Une belle journée pékinoise, ensoleillée. Le printemps arrive. Au vieil Institut des Beaux-Arts dans le centre ville, une vigne morte reste agrippée aux murs grisâtres. Autour, les immeubles et les tours menacent ce qui ressemble de plus en plus à un navire échoué. On lui donne quelques semaines. Cadenassé, abandonné. Nous sommes là pour repérer un lieu d’interview pour Fei Dawei, lui qui en a été diplômé et même tout jeune enseignant avant de partir s’installer en France. Ironiquement, l’administration du Beijing Hospital a investi les salles de classe et les bureaux des profs. Renvoyés vers l’administration centrale de l’hôpital, nous déambulons avec Zhimin à travers d’immenses couloirs jusqu’au Bureau de la Propagande indiqué. 11h30, porte fermée. Au bout de cinq minutes, un type en ressort et nous dit de revenir après la pause déjeuner vers 13h30… Du coup, nous allons déjeuner au Made in China, le resto du Hyatt se trouvant juste à côté. Le coin a bien changé : jadis entrelacs de hutongs sinueux (les ruelles traditionnelles pékinoises) et de maisons basses, aujourd’hui quadrillage de larges rues et hautes tours. Mais la rue de l’Institut des Beaux-Arts a gardé l’appellation hutong. Ils sont vraiment trop forts !
Bref, après le déjeuner, l’administration, égale à elle-même, nous donnera un veto de principe.

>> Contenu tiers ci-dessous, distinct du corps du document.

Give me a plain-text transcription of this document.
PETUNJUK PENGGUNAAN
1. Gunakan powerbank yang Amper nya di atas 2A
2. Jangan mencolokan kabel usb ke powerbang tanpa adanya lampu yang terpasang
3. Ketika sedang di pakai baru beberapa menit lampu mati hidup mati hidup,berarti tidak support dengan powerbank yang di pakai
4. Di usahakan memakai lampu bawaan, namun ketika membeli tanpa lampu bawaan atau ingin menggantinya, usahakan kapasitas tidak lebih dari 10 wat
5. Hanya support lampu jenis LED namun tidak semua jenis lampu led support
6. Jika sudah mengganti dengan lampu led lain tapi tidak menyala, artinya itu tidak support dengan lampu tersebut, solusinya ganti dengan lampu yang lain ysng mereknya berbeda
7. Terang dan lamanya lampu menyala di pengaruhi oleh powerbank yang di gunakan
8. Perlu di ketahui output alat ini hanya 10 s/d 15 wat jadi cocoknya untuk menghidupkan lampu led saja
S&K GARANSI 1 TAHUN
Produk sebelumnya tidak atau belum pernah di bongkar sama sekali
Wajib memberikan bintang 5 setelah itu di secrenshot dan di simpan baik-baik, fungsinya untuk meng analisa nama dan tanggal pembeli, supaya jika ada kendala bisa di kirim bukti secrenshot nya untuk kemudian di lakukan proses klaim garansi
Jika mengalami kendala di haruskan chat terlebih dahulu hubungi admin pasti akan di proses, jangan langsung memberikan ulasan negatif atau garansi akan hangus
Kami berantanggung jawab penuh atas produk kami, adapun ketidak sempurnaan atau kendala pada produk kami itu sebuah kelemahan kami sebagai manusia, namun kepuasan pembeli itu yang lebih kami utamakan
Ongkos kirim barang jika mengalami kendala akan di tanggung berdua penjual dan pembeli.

Derrière les paravents de la Concession française

12 mars 2009

Pearl Lam

Nous retrouverons les toiles et les portes sculptées de Zhang Huan chez Pearl Lam, l’une des personnalités les plus excentriques de l’art contemporain à Shanghai. Voici une très belle femme, filiforme et savamment ébouriffée, perchée sur des talons à plateforme et qui vit en étage élevé d’un luxueux condominium de la Concession Française. Dans son immense appartement envahi d’art contemporain, les stars du design côtoient celles de l’avant-garde chinoise. Un fauteuil de Ron Arad fricote avec une sculpture de Xu Tiange. Tout est « hyper». Hongkongaise, elle parle un anglais très british avec une voix cassée comme les Italiennes. Pearl Lam est connue pour son rôle de galeriste mécène mais aussi pour ses dîners aussi mondains qu’extravagants où le tout-Shanghai se retrouve dans son salon.
Pearl Lam

L’interview démarre mal : nous arrivons avec 30 minutes de retard en piétinant dans nos protège-semelles en plastique pour ne pas salir le parquet, et je démarre avec une question sur ce que notre hôte aurait appelé la « techno-électro révolution ». Sacrilège! Comment aurait-elle pu écrire une chose pareille (…?) Nous passons. Franche, passionnée, amoureuse et révoltée, Pearl Lam se livre sans chichis et s’avère l’une des rares à spontanément pointer un certain manque de confiance en eux des Chinois. Bingo. Bon, nous passons finalement un bon moment ensemble, sûrement trop court, forcément trop court.

Factory shanghaienne ?

10 mars 2009

Zhang Huan

Un seul rendez-vous avait été fixé à l’avance. Celui de Zhang Huan, artiste à la légende sulfureuse. Nous avions dû partir tôt le matin pour nous enfoncer dans l’improbable banlieue shanghaienne et donc nous perdre (comment faire autrement?) au milieu des résidences privées néoclassique d’un goût incertain, au milieu des chantiers poussiéreux et des hangars d’on ne sait quoi mais bref, au milieu d’une sorte de campagne en sursis, raptée par des envies de ville et de brusque modernité.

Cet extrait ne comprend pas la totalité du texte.